You could call it a first day initiation if you wanted.

This enthusiastic and cutely awkward girl who can't stop smiling and chatting about this book and that. And there was that old man who called me cute and then started acting funny.

"Could you sign this, please?" I asked, setting his receipt and a pen beside him. He tried to sign the slip with his fingernail.

"Your pen's out of ink," he said.

That's because you aren't using a pen.

And then he started to fall over a bit, and his arm frantically waved over the counter, hand grasping for the scanner, the pen cup, something to hold on to. Mandy and I looked at each other with wide eyes and asked if he was okay. He collapses on the counter now.

"Go get a chair," and I'm running across Barnes and Noble in dress shoes and a brand new shirt, grabbing a chair and sprinting back.

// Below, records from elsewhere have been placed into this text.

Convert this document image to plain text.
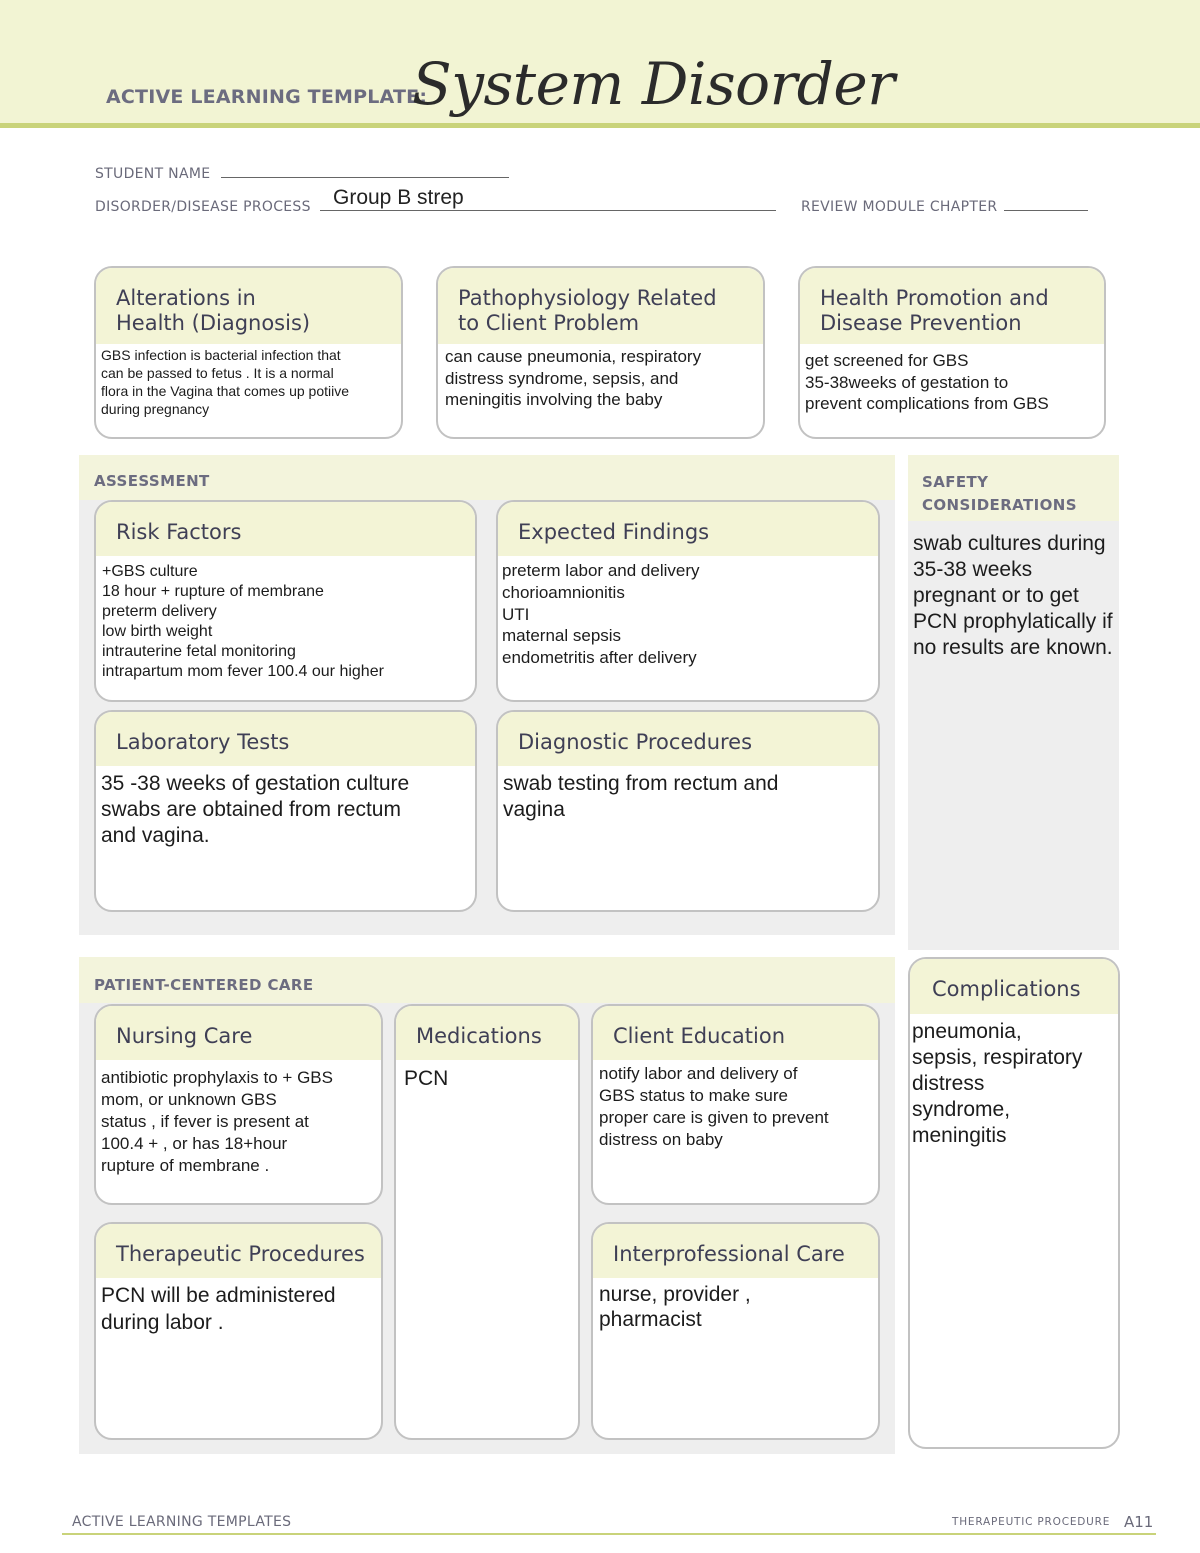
ACTIVE LEARNING TEMPLATE:
System Disorder
STUDENT NAME
DISORDER/DISEASE PROCESS	Group B strep	REVIEW MODULE CHAPTER
Alterations in
Health (Diagnosis)
GBS infection is bacterial infection that
can be passed to fetus . It is a normal
flora in the Vagina that comes up potiive
during pregnancy
Pathophysiology Related
to Client Problem
can cause pneumonia, respiratory
distress syndrome, sepsis, and
meningitis involving the baby
Health Promotion and
Disease Prevention
get screened for GBS
35-38weeks of gestation to
prevent complications from GBS
ASSESSMENT
Risk Factors
+GBS culture
18 hour + rupture of membrane
preterm delivery
low birth weight
intrauterine fetal monitoring
intrapartum mom fever 100.4 our higher
Expected Findings
preterm labor and delivery
chorioamnionitis
UTI
maternal sepsis
endometritis after delivery
Laboratory Tests
35 -38 weeks of gestation culture
swabs are obtained from rectum
and vagina.
Diagnostic Procedures
swab testing from rectum and
vagina
SAFETY
CONSIDERATIONS
swab cultures during 35-38 weeks pregnant or to get PCN prophylatically if no results are known.
PATIENT-CENTERED CARE
Nursing Care
antibiotic prophylaxis to + GBS
mom, or unknown GBS
status , if fever is present at
100.4 + , or has 18+hour
rupture of membrane .
Medications
PCN
Client Education
notify labor and delivery of
GBS status to make sure
proper care is given to prevent
distress on baby
Therapeutic Procedures
PCN will be administered
during labor .
Interprofessional Care
nurse, provider ,
pharmacist
Complications
pneumonia,
sepsis, respiratory
distress
syndrome,
meningitis
ACTIVE LEARNING TEMPLATES	THERAPEUTIC PROCEDURE A11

It took Mandy, a manager, and a customer standing by to get him off the counter and into the chair. Mandy and I looked at each other again, both of us sure he had died on the counter. He had passed out. Paramedics on the way. Trying to maintain composure and ring up other customers while he got sick. Not my specialty. I fought the urge to run out of the music department.

Mr. Stamps came in I tried to hold a conversation while other customers stared at the sick man surrounded by EMTs. I helped him find a DVD. The stretcher was gone and in ten minutes, it was as if nothing happened at all.

That was yesterday. Today, Mrs. Keeney happened to stop in.

"How was your first year?"

Please don't ask about Brian.

"Did you have fun?"

Please don't ask about Brian.

"And did you take any writing classes?"

Please don't ask about Brian.

Anymore, it really only hits at the end of the shift, when I go to clock out and walk past the end cap devoted to Chuck Palahniuk. The stacks of Tell All and Pygmy in paperback now. When I drive home on the freeway, and remember counting lanes on Phoenix's freeways. When we were both enthralled to be on a seven or eight lane roadway. Those little quirks we had in common. That of a cork-like nature. When the newness wears off and I only want to be with the people I feel most comfortable with. The person who says "I know" to everything I say.

19 hours logged at the new job. New outfits, new friends, new hair, new style, new Jessica, new life. But I'm tired right now.

When I'm tired. But you aren't the same person anymore. And anymore, I'm all but myself, too. "Yeah I fucked up good and well and you put me through fucking hell, but good luck finding someone who can love you better than I."

Than I.

1 comments:

Anonymous said...

This is a good one because you had something to write about. B.E.